I grew up in similar circumstances - in St. Joseph, MI on the shore of Lake Michigan in the 1960s. There were numerous properties on a sand and clay bluff (about the same height) that eroded. The properties were also near a railroad and highway.
At first, a number of ad-hoc private “sea wall” solutions were attempted - mostly involving dumping construction debris and old automobiles (still leaking oil - this was pre EPA) over the side of the bluff in an uncoordinated attempt to preserve individual properties.
Eventually, the railroad and highway department coordinated in building adjoining seawalls - basically, laying in a plastic liner and placing enormous boulders in place to prevent waves from reaching the bluff. (The rocks eventually sunk into the sandy shore over the decades.)
And eventually, it was proven that the erosion had a cause - changes by the US Army Corp of Engineers to prevent sand from driving into the mouth of a river up the coast prevented the normal flow of sand replenishing the beach for miles downstream from a shoreline current. Without the beach, the shoreline approached the bluff, eventually eroding it. The US Army Corp resisted disclosing information about this long enough for the equivalent of a statute-of-limitations to apply.
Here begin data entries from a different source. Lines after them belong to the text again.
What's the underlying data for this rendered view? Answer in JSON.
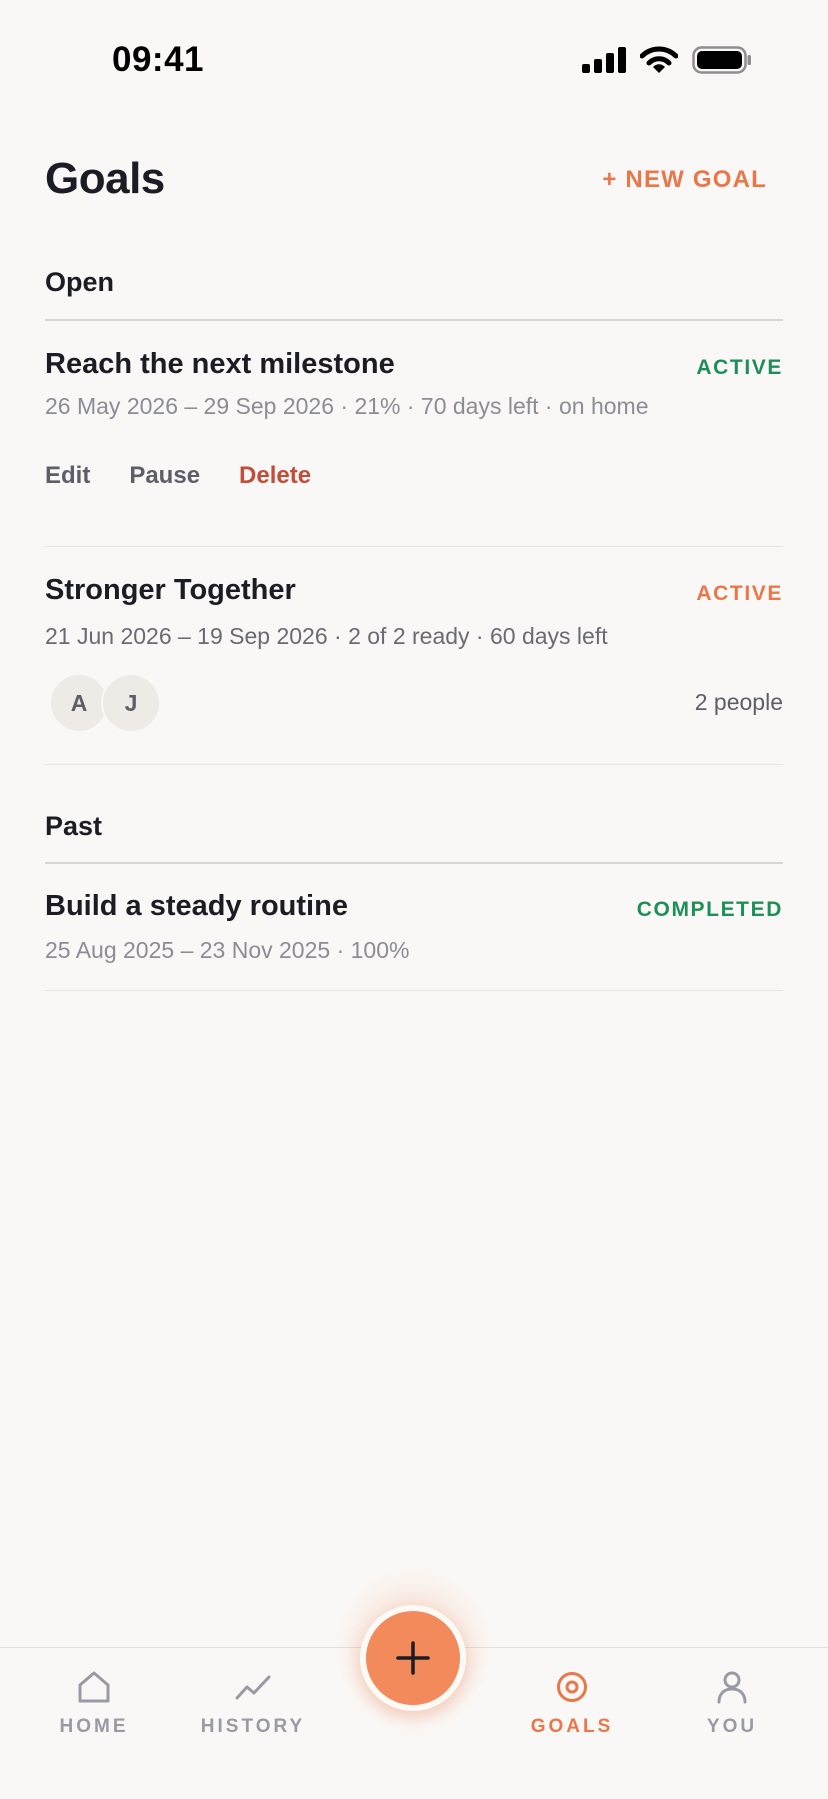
{
  "status_bar": {
    "time": "09:41"
  },
  "header": {
    "title": "Goals",
    "new_goal_label": "+ NEW GOAL"
  },
  "sections": {
    "open_label": "Open",
    "past_label": "Past"
  },
  "goals_open": [
    {
      "title": "Reach the next milestone",
      "status": "ACTIVE",
      "meta": "26 May 2026 – 29 Sep 2026 · 21% · 70 days left · on home",
      "actions": {
        "edit": "Edit",
        "pause": "Pause",
        "delete": "Delete"
      }
    },
    {
      "title": "Stronger Together",
      "status": "ACTIVE",
      "meta": "21 Jun 2026 – 19 Sep 2026 · 2 of 2 ready · 60 days left",
      "avatars": [
        "A",
        "J"
      ],
      "people_count": "2 people"
    }
  ],
  "goals_past": [
    {
      "title": "Build a steady routine",
      "status": "COMPLETED",
      "meta": "25 Aug 2025 – 23 Nov 2025 · 100%"
    }
  ],
  "nav": {
    "home": "HOME",
    "history": "HISTORY",
    "goals": "GOALS",
    "you": "YOU",
    "active": "goals"
  },
  "colors": {
    "accent": "#e9774a",
    "active_green": "#1f8f5a",
    "delete_red": "#c24d3b",
    "background": "#faf8f6"
  },
  "icons": {
    "status": [
      "signal-icon",
      "wifi-icon",
      "battery-icon"
    ],
    "nav": [
      "home-icon",
      "history-icon",
      "goals-icon",
      "you-icon"
    ],
    "fab": "plus-icon"
  }
}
Tens of millions of dollars of property damage over the decades and more wasted in efforts to mitigate a manmade disaster.
The manmade disaster wasn’t just the US Army Corp of Engineers applying a local solution that caused a larger problem - there was plenty of mismanagement in property management, government zoning, etc.
“Global warming” and “ocean rise” might be partially to do with this - but there may also be a “natural current” along the shoreline that’s been disrupted by human constructions further up the coast (up s the current flows.) I’m no climate change denier - but the causes for this are likely to be more mundane and more local.
And frankly, building on top of a soil bluff at the edge of a large body of water is STUPID and SHORT SIGHTED.
That community is doomed - the road next to those apartments is doomed, and so are the properties on the other side of the road over the next few decades.